Obama picked up a high-profile endorsement in Los Angeles when Maria Shriver announced her support for him -- a few days after her husband, California Gov. Arnold Schwarzenegger, endorsed McCain. Shriver’s uncle, Sen. Edward M. Kennedy, and cousin Caroline Kennedy, the daughter of former President John F. Kennedy, announced their support for Obama last week.
“I thought, if Barack Obama were a state, he’d be California,” Shriver said. “... Diverse. Open. Smart. Independent. Bucks tradition. Innovative. Inspiring. Dreamer. Leader.”
While Obama and Clinton vied to win the most delegates, they also were making the argument of being the most electable candidate to face McCain in November.
Clinton, a target of conservatives since being first lady in the 1990s, said her record was well known and she had already weathered heated attacks while Obama, a first-term senator from Illinois, was still an unknown quantity.
“My opponent hasn’t had to go through that kind of baptism by fire,” the New York senator told a St.

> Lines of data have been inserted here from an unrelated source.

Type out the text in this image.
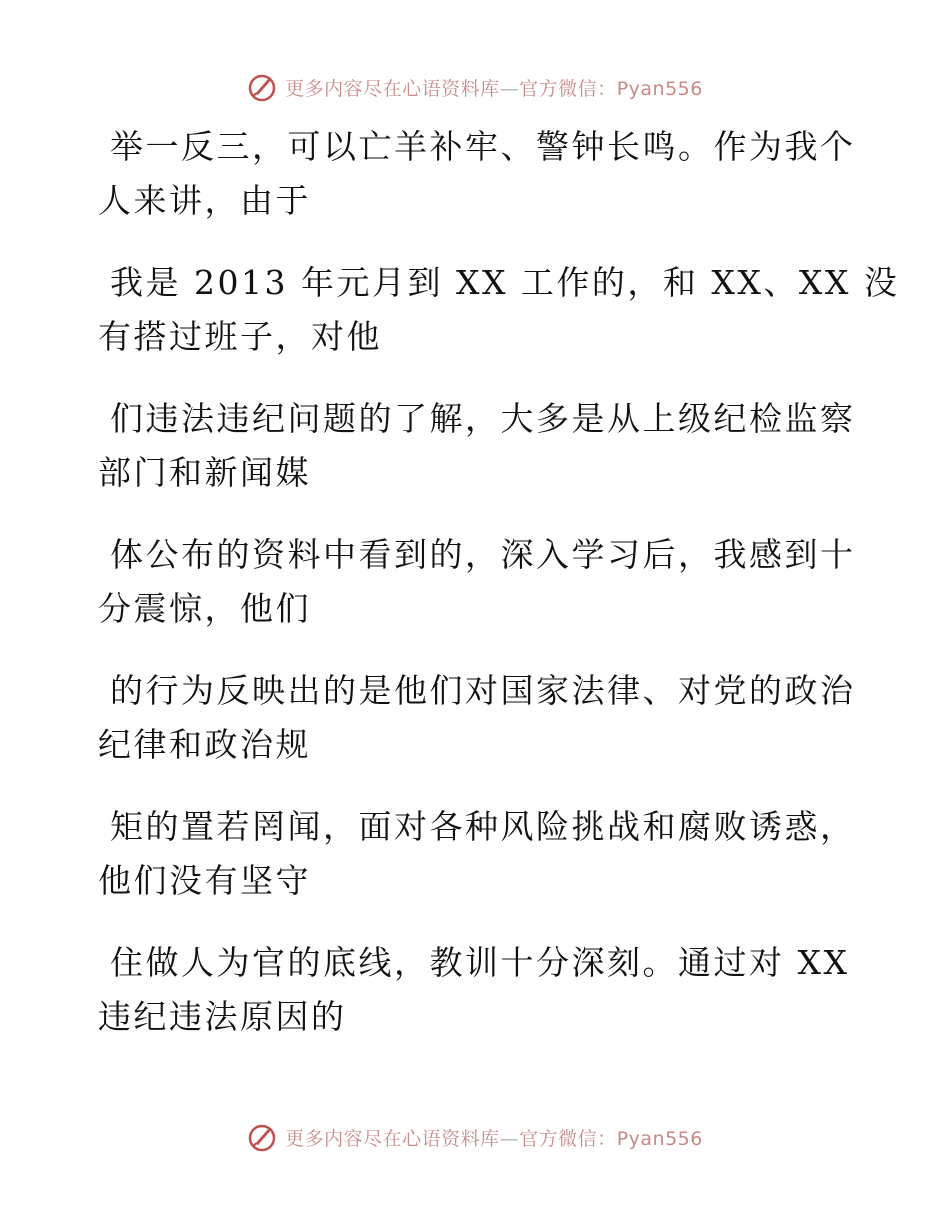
更多内容尽在心语资料库—官方微信：Pyan556

举一反三，可以亡羊补牢、警钟长鸣。作为我个
人来讲，由于

我是 2013 年元月到 XX 工作的，和 XX、XX 没
有搭过班子，对他

们违法违纪问题的了解，大多是从上级纪检监察
部门和新闻媒

体公布的资料中看到的，深入学习后，我感到十
分震惊，他们

的行为反映出的是他们对国家法律、对党的政治
纪律和政治规

矩的置若罔闻，面对各种风险挑战和腐败诱惑，
他们没有坚守

住做人为官的底线，教训十分深刻。通过对 XX
违纪违法原因的

更多内容尽在心语资料库—官方微信：Pyan556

Louis rally. “This is going to be open season once again, and we need to nominate someone with the experience and the fortitude and the know-how to take whatever they send our way and send it right back.”
IRAQ AT ISSUE
Obama, who would be the first black U.S. president, pointed to support from independents and young people and said he would not have to defend a Senate vote authorizing the war in Iraq, like Clinton.

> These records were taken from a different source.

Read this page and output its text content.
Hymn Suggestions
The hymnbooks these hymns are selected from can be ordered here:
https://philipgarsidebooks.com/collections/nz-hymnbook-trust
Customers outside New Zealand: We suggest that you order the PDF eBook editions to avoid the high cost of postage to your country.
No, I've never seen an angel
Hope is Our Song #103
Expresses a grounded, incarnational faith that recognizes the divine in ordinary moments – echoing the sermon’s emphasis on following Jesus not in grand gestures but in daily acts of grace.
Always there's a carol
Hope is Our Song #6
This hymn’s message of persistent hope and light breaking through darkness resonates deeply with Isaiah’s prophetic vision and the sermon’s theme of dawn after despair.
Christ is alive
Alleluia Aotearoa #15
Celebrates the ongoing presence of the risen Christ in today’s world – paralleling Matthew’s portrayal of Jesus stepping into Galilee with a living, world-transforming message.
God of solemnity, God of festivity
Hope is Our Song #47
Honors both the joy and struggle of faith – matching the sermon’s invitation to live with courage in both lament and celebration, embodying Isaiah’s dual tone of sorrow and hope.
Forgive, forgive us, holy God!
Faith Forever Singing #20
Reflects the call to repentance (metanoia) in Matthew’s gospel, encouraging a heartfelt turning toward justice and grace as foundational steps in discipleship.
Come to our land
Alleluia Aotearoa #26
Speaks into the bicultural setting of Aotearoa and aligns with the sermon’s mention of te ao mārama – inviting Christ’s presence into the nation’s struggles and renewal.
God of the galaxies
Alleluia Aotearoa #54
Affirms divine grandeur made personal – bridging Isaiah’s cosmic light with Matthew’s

“If John McCain is the (Republican) nominee, then the Democratic Party has to ask itself, do you want a candidate who has similar policies to John McCain on the war in Iraq or someone who can offer a stark contrast?” Obama asked a rally in Wilmington, Delaware.

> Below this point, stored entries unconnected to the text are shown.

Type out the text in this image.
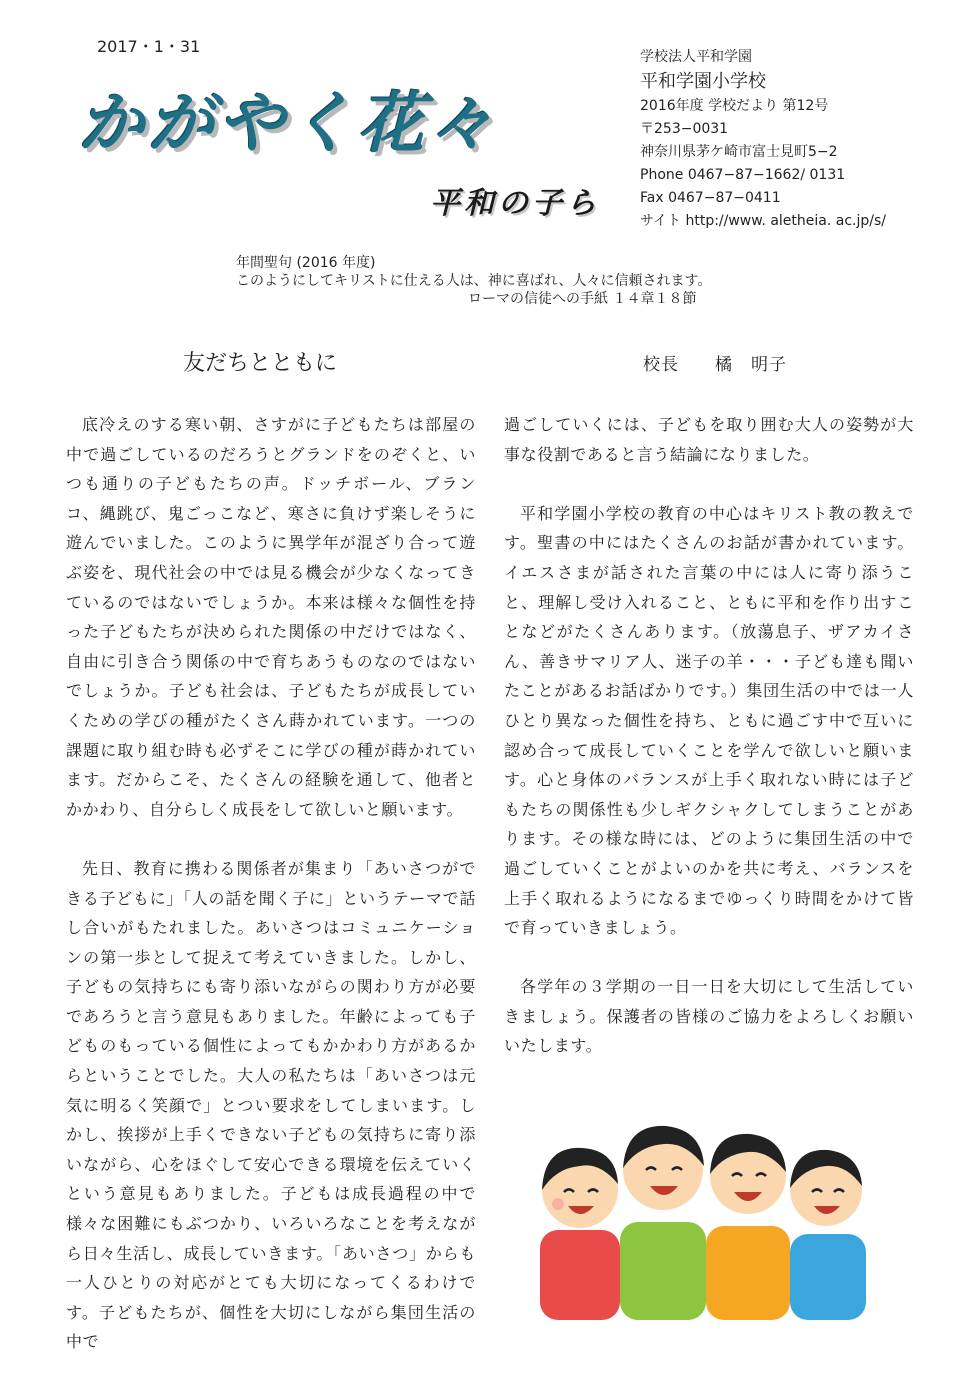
2017・1・31
かがやく花々
平和の子ら
学校法人平和学園
平和学園小学校
2016年度 学校だより 第12号
〒253−0031
神奈川県茅ケ崎市富士見町5−2
Phone 0467−87−1662/ 0131
Fax 0467−87−0411
サイト http://www. aletheia. ac.jp/s/
年間聖句 (2016 年度)
このようにしてキリストに仕える人は、神に喜ばれ、人々に信頼されます。
ローマの信徒への手紙 １４章１８節
友だちとともに	校長　　橘　明子

底冷えのする寒い朝、さすがに子どもたちは部屋の中で過ごしているのだろうとグランドをのぞくと、いつも通りの子どもたちの声。ドッチボール、ブランコ、縄跳び、鬼ごっこなど、寒さに負けず楽しそうに遊んでいました。このように異学年が混ざり合って遊ぶ姿を、現代社会の中では見る機会が少なくなってきているのではないでしょうか。本来は様々な個性を持った子どもたちが決められた関係の中だけではなく、自由に引き合う関係の中で育ちあうものなのではないでしょうか。子ども社会は、子どもたちが成長していくための学びの種がたくさん蒔かれています。一つの課題に取り組む時も必ずそこに学びの種が蒔かれています。だからこそ、たくさんの経験を通して、他者とかかわり、自分らしく成長をして欲しいと願います。

先日、教育に携わる関係者が集まり「あいさつができる子どもに」「人の話を聞く子に」というテーマで話し合いがもたれました。あいさつはコミュニケーションの第一歩として捉えて考えていきました。しかし、子どもの気持ちにも寄り添いながらの関わり方が必要であろうと言う意見もありました。年齢によっても子どものもっている個性によってもかかわり方があるからということでした。大人の私たちは「あいさつは元気に明るく笑顔で」とつい要求をしてしまいます。しかし、挨拶が上手くできない子どもの気持ちに寄り添いながら、心をほぐして安心できる環境を伝えていくという意見もありました。子どもは成長過程の中で様々な困難にもぶつかり、いろいろなことを考えながら日々生活し、成長していきます。「あいさつ」からも一人ひとりの対応がとても大切になってくるわけです。子どもたちが、個性を大切にしながら集団生活の中で

過ごしていくには、子どもを取り囲む大人の姿勢が大事な役割であると言う結論になりました。

平和学園小学校の教育の中心はキリスト教の教えです。聖書の中にはたくさんのお話が書かれています。イエスさまが話された言葉の中には人に寄り添うこと、理解し受け入れること、ともに平和を作り出すことなどがたくさんあります。（放蕩息子、ザアカイさん、善きサマリア人、迷子の羊・・・子ども達も聞いたことがあるお話ばかりです。）集団生活の中では一人ひとり異なった個性を持ち、ともに過ごす中で互いに認め合って成長していくことを学んで欲しいと願います。心と身体のバランスが上手く取れない時には子どもたちの関係性も少しギクシャクしてしまうことがあります。その様な時には、どのように集団生活の中で過ごしていくことがよいのかを共に考え、バランスを上手く取れるようになるまでゆっくり時間をかけて皆で育っていきましょう。

各学年の３学期の一日一日を大切にして生活していきましょう。保護者の皆様のご協力をよろしくお願いいたします。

Even with half the Democratic national convention delegates at stake and more than 40 percent of the Republican, it could be that no candidate clinches the nomination on Tuesday. But a big vote across the board could go a long way toward that goal.
McCain, an Arizona senator, held a 2-to-1 margin in a new national Washington Post-ABC poll. In the Reuters/C-SPAN/Zogby poll, McCain held double-digit leads in New York, New Jersey and Missouri but narrowly trailed former Massachusetts Gov. Mitt Romney in California.
Romney, who was in Missouri, said he would fly west on Monday for one final push in California where he said polls were showing “growing support.”
“California is looking good. ... I’ve got to go after California, why not, they got a lot of delegates,” said Romney who canceled an event in Georgia to make time for a quick dash across the country to California.
McCain invaded Romney’s home turf on Sunday night, visiting a pub in Boston as the city halted to watch the New England Patriots in the Super Bowl football championship.
McCain was cautious on whether he would win Massachusetts but felt good about his prospects on Super Tuesday.
“We think we’ve got a great chance,” he said. “We think we may be able to really finish this up Tuesday.”
Even as his lead in the polls widened, McCain still faced questions about the depth of his conservatism.
At a Super Bowl party in Maryland Heights, Missouri, Romney returned to his theme of saying it was a fight for the “heart and soul” of the Republican Party and painting McCain as a liberal.
“He’s a fine man, just more liberal on a lot of issues than I am,” he told the crowd of cheering supporters.
One of the problems facing Romney on Super Tuesday is that he is competing for conservative votes along with former Arkansas Gov. Mike Huckabee. Huckabee said Romney, as a late comer to conservative causes, should recognize him as the true conservative and get out of the race.